Adding Unstructured Data
According to Wikibon, unstructured data is growing faster than structured data. Big data analytics have proven that structured data has value. The challenge now is to take what we have learned from database management and incorporate unstructured data into the mix for analysis.
Unstructured data is defined as digital information that has no metadata and no classification data, i.e., no descriptors that make it suitable for conventional database management. Unstructured data can include video footage, images, PowerPoint files, file shares web data, log files, retail customer data, and a host of other types of digital information.
To bring unstructured data into big data requires:
bringing structure to the unstructured data with classification and metadata;
deduplicating the file system to avoid replication and ensure that data can be analyzed either in place or using the metadata; and
integrating the data into big data analytics.
In essence, the unstructured data is normalized and given structure so it can be included for big data analysis.
SQL, NoSQL, and Hadoop
When considering the big data software tools available such as NoSQL (not only SQL), its purpose is to normalize data in a way it can be used for analysis. NoSQL, for example, doesn’t exclude SQL databases but includes other types of data, making NoSQL scalable as well as non-relational. Hadoop is responsible for manageable the big data pieces by running applications on systems with thousands of nodes using a distributed file system.
When you look at how relational database management (RDBMS), NoSQL, and Hadoop function it becomes clear how they work together.
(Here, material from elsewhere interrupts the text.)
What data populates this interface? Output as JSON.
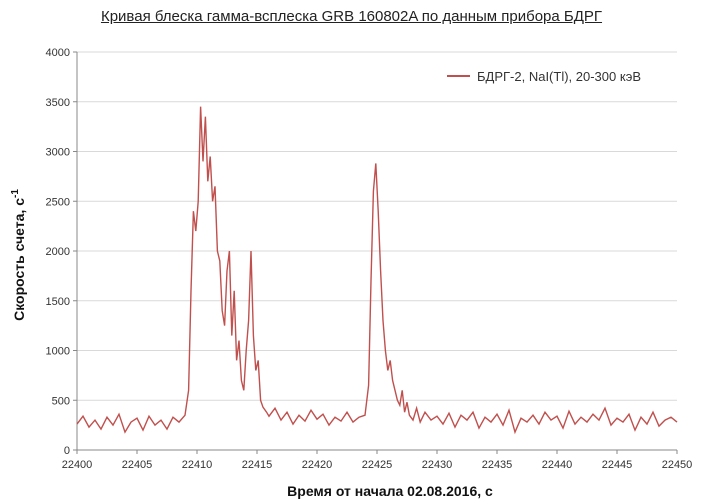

RDBMS has been around for some time using SQL to handle simple transactions. It has worked for years because it adheres to ACID properties - atomicity, consistency, isolation, and durability – the elements that ensure that database transactions are handled reliably. With the coming of the web, we now have more data and more transactions than SQL can handle. RDBMS wasn’t designed to manage the volume of Amazon or eBay transactions, so now we are in big data territory.
NoSQL addresses the problem of scale by relaxing the ACID principles. NoSQL applies the concept of eventual consistency. Since NoSQL is highly distributed, the consistency of the data will vary depending on the source of the data. Resolving consistency is pushed up to the application; if there isn’t newer information delivered to storage, the current information is considered correct. Eventually, all the records reflect the same data and the data is in sync and correct. The advantage to this approach is distributed scalability.
Hadoop is not a database system but a file system. Hadoop is an open source, scalable, and distributed file system that offers fault tolerance. Hadoop and MapReduce, which is the heart of Hadoop, provide a software framework that lets you write programs that access unstructured data across thousands of clustered network nodes. The scalability of the file system is what enables the “big” in big data.
Working together RDBMS, NoSQL, and Hadoop consolidate all the data required for analytics. RDBMS database management works on the data warehouse, extracting SQL data from the legacy database. NoSQL brings in additional unstructured and structured data that is delivered using a Hadoop-enabled file system. Once the data sources come together, the data is analyzed for specific patterns or trends that deliver new insights about market trends, customer preferences, business operations, and other information useful to business. The results are typically digested and presented in a graphic format programmed in R to make it easy to understand.
When you consider the end-to-end process, big data actually starts with database management and extends beyond the data warehouse, bringing in external sources and resources, many of which reside outside the firewall. Expertise in RDBMS is a solid foundation for building a robust big data business.